As I recall, Lenski’s experiment was essentially the only evidence Dawkins could muster to show that Random Mutation & Natural Selection can account for life’s diversity. In Chapter 5, Dawkins explained Lenski’s work at length, before writing:
“Lenski’s research shows, in microcosm and in the lab, massively speeded up so that it happened before our very eyes, many of the essential components of evolution by natural selection: random mutation followed by non-random natural selection; adaptation to the same environment by separate routes independently; the way successive mutations build on their predecessors to produce evolutionary change; the way some genes rely, for their effects, on the presence of other genes. Yet it all happened in a tiny fraction of the time evolution normally takes.
There is a comic sequel to this triumphant tale of scientific endeavour. Creationists hate it. Not only does it show evolution in action; not only does it show new information entering genomes without the intervention of a designer, which is something they have all been told to deny is possible (‘told to’ because most of them don’t understand what ‘information’ means); not only does it demonstrate the power of natural selection to put together combinations of genes that, by the naïve calculations so beloved of creationists, should be tantamount to impossible; it also undermines their central dogma of ‘irreducible complexity’. So it is no wonder they are disconcerted by the Lenski research, and eager to find fault with it.”
We look forward to Lenski’s request to Dawkins for a retraction of these comments. After all — the overwhelmingly degradative mutations in the LTEE have very little to do with real-world evolution.

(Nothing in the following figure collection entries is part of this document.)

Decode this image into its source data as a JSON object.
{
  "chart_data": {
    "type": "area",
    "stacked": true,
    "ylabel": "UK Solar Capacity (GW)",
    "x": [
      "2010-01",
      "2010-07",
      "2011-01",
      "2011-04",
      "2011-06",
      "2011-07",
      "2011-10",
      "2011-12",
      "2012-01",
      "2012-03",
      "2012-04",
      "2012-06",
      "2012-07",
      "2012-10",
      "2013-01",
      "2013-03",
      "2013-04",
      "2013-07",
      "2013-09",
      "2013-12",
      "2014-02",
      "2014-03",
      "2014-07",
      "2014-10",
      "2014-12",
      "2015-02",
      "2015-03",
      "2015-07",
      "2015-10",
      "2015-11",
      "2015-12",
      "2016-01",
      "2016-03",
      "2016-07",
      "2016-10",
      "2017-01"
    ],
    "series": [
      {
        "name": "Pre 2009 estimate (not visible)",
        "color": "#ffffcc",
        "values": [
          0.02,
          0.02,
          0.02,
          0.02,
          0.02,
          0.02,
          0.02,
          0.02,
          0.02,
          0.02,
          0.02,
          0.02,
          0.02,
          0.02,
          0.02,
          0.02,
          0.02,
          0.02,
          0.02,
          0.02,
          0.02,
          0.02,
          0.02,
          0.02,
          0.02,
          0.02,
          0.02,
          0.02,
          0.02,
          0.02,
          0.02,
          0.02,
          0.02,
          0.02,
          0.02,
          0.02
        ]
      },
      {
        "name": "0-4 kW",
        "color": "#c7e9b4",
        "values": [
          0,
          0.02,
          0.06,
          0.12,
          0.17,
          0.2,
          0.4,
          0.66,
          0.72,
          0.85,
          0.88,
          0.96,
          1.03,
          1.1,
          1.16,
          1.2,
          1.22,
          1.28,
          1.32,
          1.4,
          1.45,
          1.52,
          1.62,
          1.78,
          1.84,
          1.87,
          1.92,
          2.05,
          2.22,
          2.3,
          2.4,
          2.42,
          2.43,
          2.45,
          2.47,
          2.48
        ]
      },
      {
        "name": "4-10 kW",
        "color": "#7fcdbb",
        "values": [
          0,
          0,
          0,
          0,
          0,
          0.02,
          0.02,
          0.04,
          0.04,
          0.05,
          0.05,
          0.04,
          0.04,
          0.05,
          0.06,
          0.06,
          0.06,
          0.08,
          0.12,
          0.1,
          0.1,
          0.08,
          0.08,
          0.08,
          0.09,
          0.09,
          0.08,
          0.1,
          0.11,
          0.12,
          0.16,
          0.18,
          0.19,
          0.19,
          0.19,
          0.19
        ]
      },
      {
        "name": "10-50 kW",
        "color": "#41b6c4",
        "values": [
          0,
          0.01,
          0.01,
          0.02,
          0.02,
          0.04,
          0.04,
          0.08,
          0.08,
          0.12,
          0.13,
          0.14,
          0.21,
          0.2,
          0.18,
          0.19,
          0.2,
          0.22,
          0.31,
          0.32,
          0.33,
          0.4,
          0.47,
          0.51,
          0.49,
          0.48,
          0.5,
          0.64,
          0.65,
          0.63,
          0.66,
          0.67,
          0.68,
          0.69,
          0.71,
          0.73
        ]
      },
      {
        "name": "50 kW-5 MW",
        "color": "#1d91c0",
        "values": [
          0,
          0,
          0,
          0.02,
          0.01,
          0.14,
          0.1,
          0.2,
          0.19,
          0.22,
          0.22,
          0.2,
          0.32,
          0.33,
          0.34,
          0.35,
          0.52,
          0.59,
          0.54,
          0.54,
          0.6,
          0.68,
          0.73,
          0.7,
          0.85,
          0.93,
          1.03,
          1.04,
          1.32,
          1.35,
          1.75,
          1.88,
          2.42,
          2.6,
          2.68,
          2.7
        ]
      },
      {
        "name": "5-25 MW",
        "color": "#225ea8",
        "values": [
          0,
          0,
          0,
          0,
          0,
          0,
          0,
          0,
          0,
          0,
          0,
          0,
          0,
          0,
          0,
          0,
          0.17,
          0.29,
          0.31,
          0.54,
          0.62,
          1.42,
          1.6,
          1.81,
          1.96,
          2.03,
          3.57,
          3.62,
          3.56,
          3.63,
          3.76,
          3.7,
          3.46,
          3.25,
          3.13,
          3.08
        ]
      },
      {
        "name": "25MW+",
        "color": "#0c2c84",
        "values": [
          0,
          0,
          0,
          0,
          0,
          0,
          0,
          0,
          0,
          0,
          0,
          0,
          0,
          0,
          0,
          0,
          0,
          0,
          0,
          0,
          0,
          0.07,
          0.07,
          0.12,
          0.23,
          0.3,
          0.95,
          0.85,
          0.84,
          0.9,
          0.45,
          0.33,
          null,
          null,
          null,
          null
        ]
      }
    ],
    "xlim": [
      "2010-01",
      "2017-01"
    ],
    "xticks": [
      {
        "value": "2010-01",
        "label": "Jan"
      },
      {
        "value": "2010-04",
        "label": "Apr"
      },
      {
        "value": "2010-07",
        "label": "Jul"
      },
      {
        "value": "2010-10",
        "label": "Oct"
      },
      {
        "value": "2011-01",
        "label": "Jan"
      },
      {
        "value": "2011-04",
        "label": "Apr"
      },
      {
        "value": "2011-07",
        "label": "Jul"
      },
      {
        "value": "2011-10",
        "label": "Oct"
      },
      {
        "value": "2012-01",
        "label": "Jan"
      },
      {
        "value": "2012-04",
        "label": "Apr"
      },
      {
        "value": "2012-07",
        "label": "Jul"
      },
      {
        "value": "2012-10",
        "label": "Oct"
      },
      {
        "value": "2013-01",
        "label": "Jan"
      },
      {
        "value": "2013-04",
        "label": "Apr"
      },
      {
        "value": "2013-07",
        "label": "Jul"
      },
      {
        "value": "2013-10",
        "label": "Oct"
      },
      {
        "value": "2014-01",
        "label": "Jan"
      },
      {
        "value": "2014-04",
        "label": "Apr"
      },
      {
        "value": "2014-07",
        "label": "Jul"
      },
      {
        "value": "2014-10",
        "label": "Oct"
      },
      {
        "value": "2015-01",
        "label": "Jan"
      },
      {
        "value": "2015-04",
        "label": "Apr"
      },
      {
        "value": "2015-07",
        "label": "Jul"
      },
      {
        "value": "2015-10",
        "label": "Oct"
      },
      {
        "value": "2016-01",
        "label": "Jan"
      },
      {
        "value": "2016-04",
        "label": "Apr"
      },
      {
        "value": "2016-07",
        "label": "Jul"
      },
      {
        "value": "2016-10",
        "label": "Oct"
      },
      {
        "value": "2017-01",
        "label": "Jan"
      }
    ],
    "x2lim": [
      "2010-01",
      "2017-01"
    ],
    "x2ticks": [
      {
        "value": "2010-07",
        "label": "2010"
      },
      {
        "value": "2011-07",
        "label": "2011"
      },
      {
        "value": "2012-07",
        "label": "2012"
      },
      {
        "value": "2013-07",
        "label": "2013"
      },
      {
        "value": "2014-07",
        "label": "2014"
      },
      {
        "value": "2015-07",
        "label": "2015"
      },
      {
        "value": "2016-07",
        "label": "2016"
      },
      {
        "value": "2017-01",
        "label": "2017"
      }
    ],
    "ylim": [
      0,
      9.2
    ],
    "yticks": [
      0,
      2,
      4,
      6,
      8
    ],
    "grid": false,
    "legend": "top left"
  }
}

This review has tried to summarise Behe’s thesis, but of course it can do no real justice to the power of the book’s arguments in their long form. As a writer, Behe has a rare ability to neither overwhelm the reader with technicalities, nor slide into a pop-culture reference on every page. In terms of structure and pacing, the book’s first part is slightly slower than the subsequent parts, but this is perhaps needed to set the stage. The rest of the book moves along nicely, and the evidence is clearly presented. The book’s final chapter finds a lyrical Behe discussing the need to recognise the effect of purpose and mind in science:
“The reunion of science and purpose should come easily, because the chief problem that divided them—neo-Darwinian materialism—has dissipated. Neo-Darwinian materialism is false, because the assumptions of neo-Darwinism are largely false. Random mutation and natural selection cannot build a brain or even coherently modify one.”
And after 300 pages of evidence, one cannot help but agree.